Years: 1970 - 1978
Styles: Jazz Rock, Krautrock
Jürgen Havix - Guitar, Zither (in band: 1970 - 1975)
Jogi Karpenkiel - Bass Guitar (in band: 1970 - 1975)
Waldo Karpenkiel - Cymbal, Drums (in band: 1970 - 1978, 1987 - 1988)
Klaus Dapper - Flute, Saxophone (in band: 1970 - 1978; 1987 - 1988)
Detlef Wiederhöft - Bass Guitar (in band: 1975 - 1978)
Jochen Schrumpf - Guitar (in band: 1975 - 1978; 1987 - 1988)
Thomas Bettermann - Keyboards, Piano (in band: 1987 - 1988)
Jonas Hellborg - Bass Guitar (in band: 1987 - 1988)
This group from Germany played an innovative blend of jazz-rock in the early 1970s. Their one eponymous album is often compared with very early Kraftwerk and Organisation, and their links with Kraftwerk go back to the late 1960s.
Kollektiv's roots begin in the mid-60s when Jogi and Waldemar Karpenkiel, twin brothers, and Jurgen Havix formed the trio The Generals to play pop songs. The group broke up and the three musicians went on to several other bands.

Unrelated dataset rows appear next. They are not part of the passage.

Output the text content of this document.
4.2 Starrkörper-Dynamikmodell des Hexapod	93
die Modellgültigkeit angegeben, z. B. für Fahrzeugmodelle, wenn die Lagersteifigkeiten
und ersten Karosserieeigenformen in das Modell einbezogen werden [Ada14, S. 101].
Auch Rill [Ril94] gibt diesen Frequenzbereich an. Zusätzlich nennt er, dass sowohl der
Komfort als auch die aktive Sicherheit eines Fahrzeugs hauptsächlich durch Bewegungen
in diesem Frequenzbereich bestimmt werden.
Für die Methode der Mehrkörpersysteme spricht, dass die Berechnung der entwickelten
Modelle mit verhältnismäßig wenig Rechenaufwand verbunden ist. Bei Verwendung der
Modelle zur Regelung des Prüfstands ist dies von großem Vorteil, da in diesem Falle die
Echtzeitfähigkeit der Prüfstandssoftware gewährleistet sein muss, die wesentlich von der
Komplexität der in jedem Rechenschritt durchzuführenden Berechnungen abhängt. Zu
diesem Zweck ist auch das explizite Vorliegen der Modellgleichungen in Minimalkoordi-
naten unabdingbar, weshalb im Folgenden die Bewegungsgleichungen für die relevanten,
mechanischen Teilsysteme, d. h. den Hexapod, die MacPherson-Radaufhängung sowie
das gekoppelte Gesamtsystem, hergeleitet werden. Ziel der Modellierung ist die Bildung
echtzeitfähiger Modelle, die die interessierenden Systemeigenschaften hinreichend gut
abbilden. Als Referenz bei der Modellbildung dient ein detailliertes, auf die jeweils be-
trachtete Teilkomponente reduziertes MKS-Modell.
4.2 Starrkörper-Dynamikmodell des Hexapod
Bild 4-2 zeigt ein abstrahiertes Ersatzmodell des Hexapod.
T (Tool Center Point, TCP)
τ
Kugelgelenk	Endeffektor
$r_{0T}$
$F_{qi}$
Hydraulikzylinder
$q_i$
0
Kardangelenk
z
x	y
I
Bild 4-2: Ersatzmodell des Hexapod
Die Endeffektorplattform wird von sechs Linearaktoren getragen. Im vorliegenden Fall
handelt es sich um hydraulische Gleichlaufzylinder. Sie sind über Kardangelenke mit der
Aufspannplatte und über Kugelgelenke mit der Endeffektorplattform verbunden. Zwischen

Jogi Karpenkiel spent some time in the Phantoms, which later changed their name to Bluesology and which also contained future Kraftwerk co-leader Ralf Hutter, and the jazz saxophonist Klaus Dapper. In 1968 Jogi departed Bluesology (which then became the proto-Kraftwerk band Organisation) and rejoined his brother Waldemar and Havix in the Generals. Bored with Beat music, their influences now ranged from early Zappa and King Crimson to jazz, and they soon coaxed Dapper into the group to help them in these directions. In 1970 the quartet became Kollektiv, with a much stronger emphasis on experimentation and improvisation. By 1971 they were ready to tour and with their first gig 250 miles away, they bought an old VW bus the day before. The next several years the group played many nightclubs and festivals throughout Germany.
In March of 1973 Kollektiv traveled to Hamburg to record their self-titled album with Conny Plank as the engineer, and the record was released on the legendary Brain label. A few months later some material was recorded and aired at the Sudwestfunk Radio Studio. Two years later Jogi Karpenkiel left the band to join Guru Guru for a few years and Havix went on to pursue a solo career. With new guitarist Jochen Schrumpf and bassist Detlef Wiederhoft, Kollektiv slogged along for a few years before disbanding in 1978.
In 1987 Waldemar Karpenkel, Dapper, and Schrumpf reformed the group with famed Swedish bassist Jonas Hellborg and keyboardist Thomas Bettermann and released the album "Kollektiv Featuring Jonas Hellborg" the next year, though not much has happened since then with the group.